Survey: Understand the challenges of MachineLearning Experts using Named EntityRecognition Tools
Florian Freund, Philippe Tamla, Matthias Hemmje
TL;DR
The paper investigates how ML/NLP experts evaluate Named Entity Recognition (NER) tools and the challenges they face when selecting tools for information retrieval in healthcare. It adopts Kasunic's expert-survey framework to design and deploy a questionnaire, collecting 23 responses between August and October 2024. Key findings show that performance is the most important criterion across tools, with cloud-based solutions raising considerations around cost and usability, while reducing the learning burden favors locally installed options; open-source large language models are notably relevant in domain-specific NER tasks.

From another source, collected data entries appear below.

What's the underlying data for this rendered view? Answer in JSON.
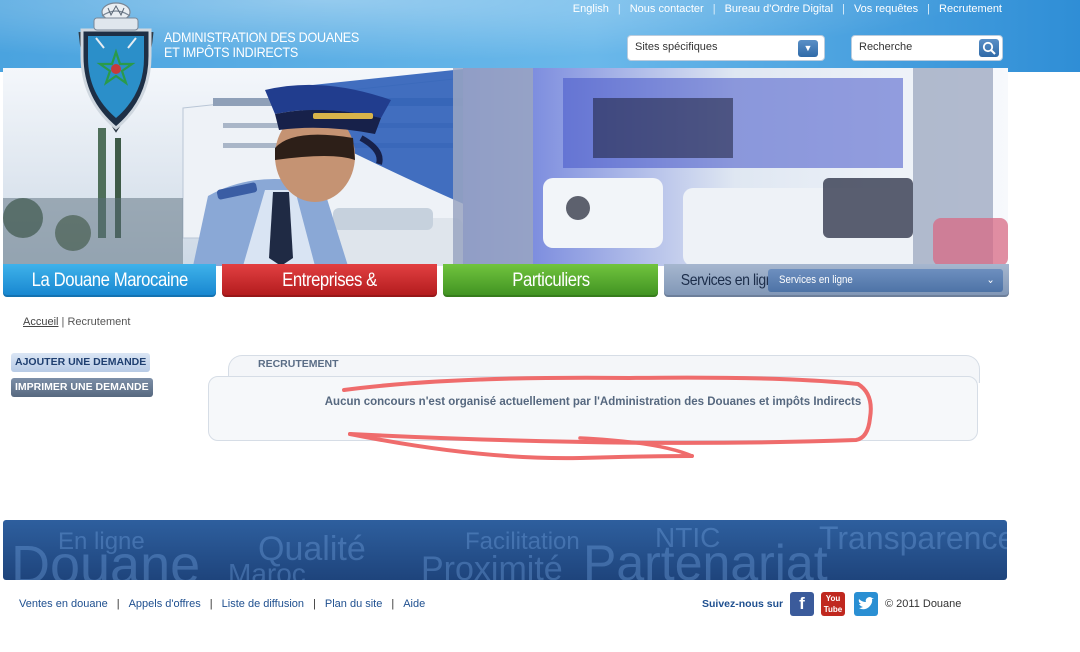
{
  "header": {
    "org_line1": "Administration des Douanes",
    "org_line2": "et Impôts Indirects",
    "top_links": [
      "English",
      "Nous contacter",
      "Bureau d'Ordre Digital",
      "Vos requêtes",
      "Recrutement"
    ],
    "sites_select": "Sites spécifiques",
    "search_placeholder": "Recherche"
  },
  "tabs": {
    "douane": "La Douane Marocaine",
    "entreprises": "Entreprises & Professionnels",
    "particuliers": "Particuliers",
    "services_label": "Services en ligne",
    "services_select": "Services en ligne"
  },
  "breadcrumb": {
    "home": "Accueil",
    "separator": "|",
    "current": "Recrutement"
  },
  "sidebar": {
    "add": "Ajouter une demande",
    "print": "Imprimer une demande"
  },
  "content": {
    "title": "RECRUTEMENT",
    "message": "Aucun concours n'est organisé actuellement par l'Administration des Douanes et impôts Indirects"
  },
  "band_words": [
    "En ligne",
    "Douane",
    "Qualité",
    "Maroc",
    "Facilitation",
    "Proximité",
    "NTIC",
    "Partenariat",
    "Transparence"
  ],
  "footer": {
    "links": [
      "Ventes en douane",
      "Appels d'offres",
      "Liste de diffusion",
      "Plan du site",
      "Aide"
    ],
    "follow": "Suivez-nous sur",
    "facebook": "f",
    "youtube_1": "You",
    "youtube_2": "Tube",
    "copyright": "© 2011 Douane"
  },
  "colors": {
    "header_blue": "#4aa3df",
    "tab_douane": "#1685cf",
    "tab_entreprises": "#b11a1c",
    "tab_particuliers": "#3f9121",
    "tab_services": "#7f95b5",
    "annotation_red": "#ef6c6c"
  }
}
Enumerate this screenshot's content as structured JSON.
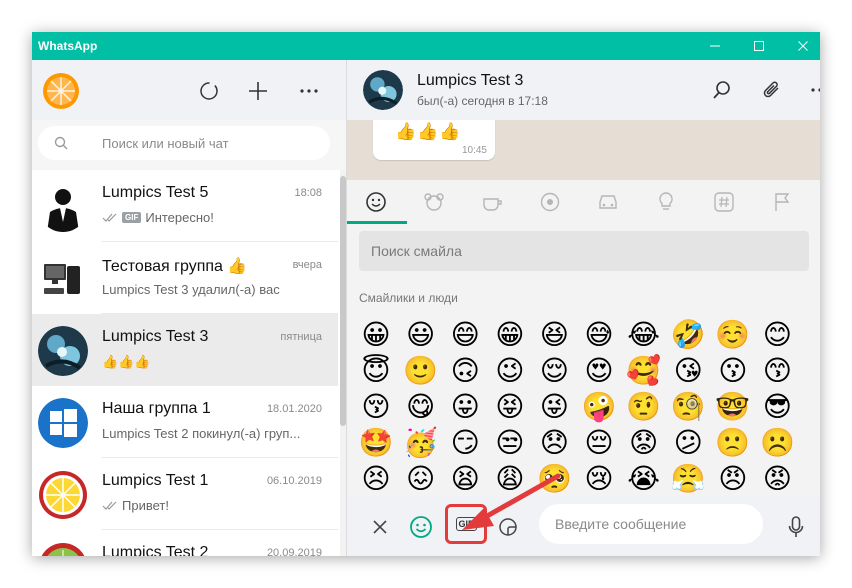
{
  "window": {
    "title": "WhatsApp",
    "accent": "#00BFA5",
    "controls": [
      "minimize-icon",
      "maximize-icon",
      "close-icon"
    ]
  },
  "sidebar": {
    "header_icons": [
      "status-icon",
      "new-chat-icon",
      "menu-icon"
    ],
    "search": {
      "placeholder": "Поиск или новый чат"
    },
    "chats": [
      {
        "name": "Lumpics Test 5",
        "time": "18:08",
        "gif": "GIF",
        "preview": "Интересно!",
        "ticks": true,
        "avatar": "person-suit"
      },
      {
        "name": "Тестовая группа 👍",
        "time": "вчера",
        "preview": "Lumpics Test 3 удалил(-а) вас",
        "ticks": false,
        "avatar": "computer"
      },
      {
        "name": "Lumpics Test 3",
        "time": "пятница",
        "preview": "👍👍👍",
        "ticks": false,
        "avatar": "art",
        "selected": true
      },
      {
        "name": "Наша группа 1",
        "time": "18.01.2020",
        "preview": "Lumpics Test 2 покинул(-а) груп...",
        "ticks": false,
        "avatar": "windows"
      },
      {
        "name": "Lumpics Test 1",
        "time": "06.10.2019",
        "preview": "Привет!",
        "ticks": true,
        "avatar": "lemon"
      },
      {
        "name": "Lumpics Test 2",
        "time": "20.09.2019",
        "preview": "",
        "ticks": false,
        "avatar": "lime"
      }
    ]
  },
  "conversation": {
    "contact_name": "Lumpics Test 3",
    "status": "был(-а) сегодня в 17:18",
    "message": {
      "text": "👍👍👍",
      "time": "10:45"
    }
  },
  "emoji_panel": {
    "search_placeholder": "Поиск смайла",
    "category_title": "Смайлики и люди",
    "tabs": [
      "smiley-tab-icon",
      "animal-tab-icon",
      "food-tab-icon",
      "activity-tab-icon",
      "travel-tab-icon",
      "objects-tab-icon",
      "symbols-tab-icon",
      "flags-tab-icon"
    ],
    "emojis": [
      "😀",
      "😃",
      "😄",
      "😁",
      "😆",
      "😅",
      "😂",
      "🤣",
      "☺️",
      "😊",
      "😇",
      "🙂",
      "🙃",
      "😉",
      "😌",
      "😍",
      "🥰",
      "😘",
      "😗",
      "😙",
      "😚",
      "😋",
      "😛",
      "😝",
      "😜",
      "🤪",
      "🤨",
      "🧐",
      "🤓",
      "😎",
      "🤩",
      "🥳",
      "😏",
      "😒",
      "😞",
      "😔",
      "😟",
      "😕",
      "🙁",
      "☹️",
      "😣",
      "😖",
      "😫",
      "😩",
      "🥺",
      "😢",
      "😭",
      "😤",
      "😠",
      "😡"
    ]
  },
  "composer": {
    "gif_label": "GIF",
    "placeholder": "Введите сообщение"
  },
  "annotation_color": "#e33b3b"
}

The results inform the development of decision-support systems to help domain experts choose NER tools for Clinical Practice Guidelines (CPG) and highlight the need for flexible, domain-aware evaluation criteria in future tooling.
Abstract
This paper presents a survey based on Kasunic's survey research methodology to identify the criteria used by Machine Learning (ML) experts to evaluate Named Entity Recognition (NER) tools and frameworks. Comparison and selection of NER tools and frameworks is a critical step in leveraging NER for Information Retrieval to support the development of Clinical Practice Guidelines. In addition, this study examines the main challenges faced by ML experts when choosing suitable NER tools and frameworks. Using Nunamaker's methodology, the article begins with an introduction to the topic, contextualizes the research, reviews the state-of-the-art in science and technology, and identifies challenges for an expert survey on NER tools and frameworks. This is followed by a description of the survey's design and implementation. The paper concludes with an evaluation of the survey results and the insights gained, ending with a summary and conclusions.